The term neighbour has a spatial origin. It describes someone physically near you. Yet the research treats it as a moral category, a person whose wellbeing you acknowledge even without obligation. It implies a form of attention that is neither transactional nor intimate, neither family nor contract.
It is a thin but vital relationship.
One begins to suspect the study is less about kindness than about structure. Institutions regulate behaviour but they do not produce goodwill. Markets coordinate exchange but they do not generate concern. Something informal, almost invisible, holds ordinary life together: small acts of consideration, restraint, patience, and recognition.
The researchers are trying to observe whether that layer still exists.
Seen this way, the project is diagnostic rather than aspirational. It does not ask people to love their neighbour.
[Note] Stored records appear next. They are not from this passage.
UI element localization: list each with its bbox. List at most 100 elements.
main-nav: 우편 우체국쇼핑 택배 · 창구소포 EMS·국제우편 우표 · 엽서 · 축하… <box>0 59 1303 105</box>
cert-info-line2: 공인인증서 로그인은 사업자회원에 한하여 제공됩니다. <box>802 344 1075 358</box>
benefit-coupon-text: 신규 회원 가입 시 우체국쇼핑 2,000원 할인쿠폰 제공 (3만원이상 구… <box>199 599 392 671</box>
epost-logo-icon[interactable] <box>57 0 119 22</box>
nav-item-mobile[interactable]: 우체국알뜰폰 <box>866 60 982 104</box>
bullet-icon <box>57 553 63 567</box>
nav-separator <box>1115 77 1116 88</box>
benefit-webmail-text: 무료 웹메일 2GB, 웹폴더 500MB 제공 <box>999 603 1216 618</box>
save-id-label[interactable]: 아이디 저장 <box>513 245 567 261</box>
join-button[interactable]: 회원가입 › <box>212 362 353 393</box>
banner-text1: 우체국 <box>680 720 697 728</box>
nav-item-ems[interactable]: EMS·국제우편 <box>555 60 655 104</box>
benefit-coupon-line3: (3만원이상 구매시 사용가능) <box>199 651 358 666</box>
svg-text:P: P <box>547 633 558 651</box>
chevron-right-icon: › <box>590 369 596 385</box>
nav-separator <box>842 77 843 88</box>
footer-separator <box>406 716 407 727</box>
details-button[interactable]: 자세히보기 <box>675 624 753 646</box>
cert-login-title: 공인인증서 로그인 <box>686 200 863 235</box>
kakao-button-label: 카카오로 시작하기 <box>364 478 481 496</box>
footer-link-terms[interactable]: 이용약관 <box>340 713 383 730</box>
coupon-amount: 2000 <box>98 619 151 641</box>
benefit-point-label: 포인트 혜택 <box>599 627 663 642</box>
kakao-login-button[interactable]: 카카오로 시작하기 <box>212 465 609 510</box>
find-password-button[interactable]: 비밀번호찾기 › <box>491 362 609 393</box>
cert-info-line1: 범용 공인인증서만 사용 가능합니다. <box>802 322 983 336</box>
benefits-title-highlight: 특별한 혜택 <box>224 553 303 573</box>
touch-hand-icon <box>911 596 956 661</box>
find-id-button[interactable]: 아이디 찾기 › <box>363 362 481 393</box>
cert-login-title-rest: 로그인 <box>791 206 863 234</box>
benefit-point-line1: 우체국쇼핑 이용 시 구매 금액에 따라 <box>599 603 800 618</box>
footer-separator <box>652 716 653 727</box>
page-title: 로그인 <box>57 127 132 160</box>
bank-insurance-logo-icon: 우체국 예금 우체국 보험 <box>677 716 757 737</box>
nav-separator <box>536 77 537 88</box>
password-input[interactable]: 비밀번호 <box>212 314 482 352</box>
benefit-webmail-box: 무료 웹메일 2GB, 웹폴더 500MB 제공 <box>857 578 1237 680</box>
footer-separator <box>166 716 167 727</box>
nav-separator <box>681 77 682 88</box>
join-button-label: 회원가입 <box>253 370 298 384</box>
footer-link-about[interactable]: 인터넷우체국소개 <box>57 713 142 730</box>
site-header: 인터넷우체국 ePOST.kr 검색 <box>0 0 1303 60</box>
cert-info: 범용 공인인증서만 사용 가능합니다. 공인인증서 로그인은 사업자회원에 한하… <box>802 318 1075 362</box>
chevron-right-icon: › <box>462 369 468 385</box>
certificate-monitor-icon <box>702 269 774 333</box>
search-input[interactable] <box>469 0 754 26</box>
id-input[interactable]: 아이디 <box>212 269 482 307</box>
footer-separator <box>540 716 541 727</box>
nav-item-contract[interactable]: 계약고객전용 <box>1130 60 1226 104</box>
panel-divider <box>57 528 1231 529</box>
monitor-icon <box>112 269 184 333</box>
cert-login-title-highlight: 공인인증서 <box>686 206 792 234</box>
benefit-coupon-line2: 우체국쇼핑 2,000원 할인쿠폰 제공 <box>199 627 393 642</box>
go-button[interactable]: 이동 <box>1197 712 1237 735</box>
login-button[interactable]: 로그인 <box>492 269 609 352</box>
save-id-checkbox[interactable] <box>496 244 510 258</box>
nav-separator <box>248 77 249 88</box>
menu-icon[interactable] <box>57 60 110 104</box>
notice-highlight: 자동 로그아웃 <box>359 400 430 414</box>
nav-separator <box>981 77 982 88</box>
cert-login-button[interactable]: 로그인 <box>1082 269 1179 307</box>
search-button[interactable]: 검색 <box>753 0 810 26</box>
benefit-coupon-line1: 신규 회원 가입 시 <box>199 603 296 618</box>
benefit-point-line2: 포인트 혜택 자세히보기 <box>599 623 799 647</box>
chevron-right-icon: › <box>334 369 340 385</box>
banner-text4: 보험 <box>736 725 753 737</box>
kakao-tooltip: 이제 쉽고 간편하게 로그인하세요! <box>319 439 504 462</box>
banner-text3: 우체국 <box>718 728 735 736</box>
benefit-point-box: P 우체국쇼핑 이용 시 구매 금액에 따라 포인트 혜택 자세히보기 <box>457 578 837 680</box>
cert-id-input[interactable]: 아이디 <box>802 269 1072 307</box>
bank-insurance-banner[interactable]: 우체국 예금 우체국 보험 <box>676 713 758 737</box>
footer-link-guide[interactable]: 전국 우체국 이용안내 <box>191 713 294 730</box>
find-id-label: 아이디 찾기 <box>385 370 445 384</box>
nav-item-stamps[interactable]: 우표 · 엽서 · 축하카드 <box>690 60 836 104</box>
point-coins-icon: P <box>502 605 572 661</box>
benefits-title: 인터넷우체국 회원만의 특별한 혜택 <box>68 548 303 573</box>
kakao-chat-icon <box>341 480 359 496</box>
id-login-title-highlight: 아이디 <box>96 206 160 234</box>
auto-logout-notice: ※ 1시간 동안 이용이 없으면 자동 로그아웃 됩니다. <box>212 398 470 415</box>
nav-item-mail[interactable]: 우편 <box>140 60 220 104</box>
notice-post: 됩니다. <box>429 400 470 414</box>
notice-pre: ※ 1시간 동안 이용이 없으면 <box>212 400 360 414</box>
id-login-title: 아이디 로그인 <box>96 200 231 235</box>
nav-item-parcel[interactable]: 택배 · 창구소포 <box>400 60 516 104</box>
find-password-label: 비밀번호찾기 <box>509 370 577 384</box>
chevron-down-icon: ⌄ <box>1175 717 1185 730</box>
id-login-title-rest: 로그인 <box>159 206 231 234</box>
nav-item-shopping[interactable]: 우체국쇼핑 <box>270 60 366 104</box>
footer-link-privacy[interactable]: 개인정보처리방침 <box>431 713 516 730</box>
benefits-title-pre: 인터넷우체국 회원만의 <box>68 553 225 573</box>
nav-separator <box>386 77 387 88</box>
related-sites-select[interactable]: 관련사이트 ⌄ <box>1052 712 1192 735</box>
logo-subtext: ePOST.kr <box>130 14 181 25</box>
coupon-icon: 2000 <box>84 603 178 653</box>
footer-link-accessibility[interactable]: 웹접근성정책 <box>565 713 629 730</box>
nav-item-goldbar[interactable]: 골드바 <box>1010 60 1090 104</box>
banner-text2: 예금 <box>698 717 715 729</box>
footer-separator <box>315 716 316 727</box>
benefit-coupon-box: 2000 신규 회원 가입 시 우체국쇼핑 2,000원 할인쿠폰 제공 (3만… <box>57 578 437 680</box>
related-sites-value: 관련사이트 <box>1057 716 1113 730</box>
It asks whether they already do and what happens if they stop.
The modern question once asked how satisfied individuals are. Flourishing research asks whether relationships are viable. The unit of measurement moves from the person to the space between people.
The initiative therefore studies an unusual object: not emotion, not belief, but orientation.
A society can maintain infrastructure long after relational habits erode. Roads remain paved. Systems function. Communication accelerates. Yet everyday life becomes subtly heavier, more guarded, more suspicious, and more effortful. Cooperation requires rules where it once required trust.
The surveys may eventually produce statistics, but their deeper significance lies elsewhere. A university has recognised that neighbourliness is not merely moral advice. It may be a condition of social reality.
Not a virtue, but a medium.
Civilisations are often analysed through economics or governance. This project suggests another possibility. They may also be organised by attention, by whether people instinctively account for the existence of others.
If that attention weakens, institutions compensate. If it disappears, they cannot.
The study does not claim this openly, yet it points toward it. The stability of a society may depend less on agreement than on regard.
Not whether we think alike. Whether we still notice one another.